Se interrumpió atento, fascinado, y prosiguió:
—¡Sabe usted encadenar tan bien las palabras! Es algo que yo no consigo. ¡Y es usted tan fuerte y posee tanta sabiduría! ¿Será únicamente por los años que nos separan? No lo creo: cuando se es como usted, ello procede del alma, de esa herencia a la que usted aludía. Por encima de todo está su generosidad, una generosidad singular, porque se traduce por el don de uno mismo.
Aunque era Said quien hablaba, Giovanna creía escuchar una voz que brotaba del profundo seno del mar y de las espumas.
Querrías ser fuerte como ella y únicamente consigues encolerizarte; quisieras ser tan prudente como ella y tu prudencia no es más que lasitud; desearías ser amante y eres posesiva; querrías actuar, realizar cosas como ella, y eres simple testigo; te agradaría que tus sueños se convirtiesen en realidad, pero olvidas que para que la flecha salga disparada es indispensable que el arco se mantenga firme; querrías dar tanto como ella, pero no has comprendido que únicamente cuando se da uno mismo se da de verdad.
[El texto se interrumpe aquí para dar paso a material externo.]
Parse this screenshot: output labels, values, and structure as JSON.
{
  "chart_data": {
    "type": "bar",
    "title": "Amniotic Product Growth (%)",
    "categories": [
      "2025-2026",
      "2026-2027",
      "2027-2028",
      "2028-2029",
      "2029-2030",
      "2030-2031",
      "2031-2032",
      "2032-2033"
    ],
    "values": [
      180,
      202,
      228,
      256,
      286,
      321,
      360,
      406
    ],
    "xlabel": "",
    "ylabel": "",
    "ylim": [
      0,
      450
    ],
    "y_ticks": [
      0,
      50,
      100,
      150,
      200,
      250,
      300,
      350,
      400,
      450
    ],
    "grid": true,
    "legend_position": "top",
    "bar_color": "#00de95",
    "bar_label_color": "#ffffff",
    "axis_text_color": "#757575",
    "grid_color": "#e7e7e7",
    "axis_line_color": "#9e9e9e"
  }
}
Ésta es la explicación.
¿Sería posible que un ser humano manifestase un juicio sobre ella totalmente opuesto en todos sus puntos al de Ricardo? ¿Estaría loco Said o sería insensible al no haber percibido la amargura que subyacía en su alma? ¿Era realmente a ella, a Giovanna, a quien dirigía sus palabras?
Sin duda, su juventud le inspiraba aquel lenguaje. Después de todo, sólo tenía veinte años.
—Se equivoca: la juventud no me ciega.
Ella le miró sorprendida.
—¿Podéis leer los pensamientos?
—¡Quién sabe!
Se volvió hacia el mar.
—¿Ha visto alguna vez un caleidoscopio?
—¡Qué palabra más extraña! No, nunca.
—Yo tuve ocasión de verlo cuando me encontraba en París. Es una especie de tubo tapizado de espejos con el fondo lleno de fragmentos móviles de cristales coloreados. Los fragmentos, al reflejarse, producen infinitas combinaciones de imágenes multicolores, dando la impresión de un arco iris que estallase. Eso somos nosotros, Giovanna: un caleidoscopio. Seres formados por fragmentos. Según quién nos mira, somos distintos. Para unos, seremos siempre diablos; para otros, ángeles.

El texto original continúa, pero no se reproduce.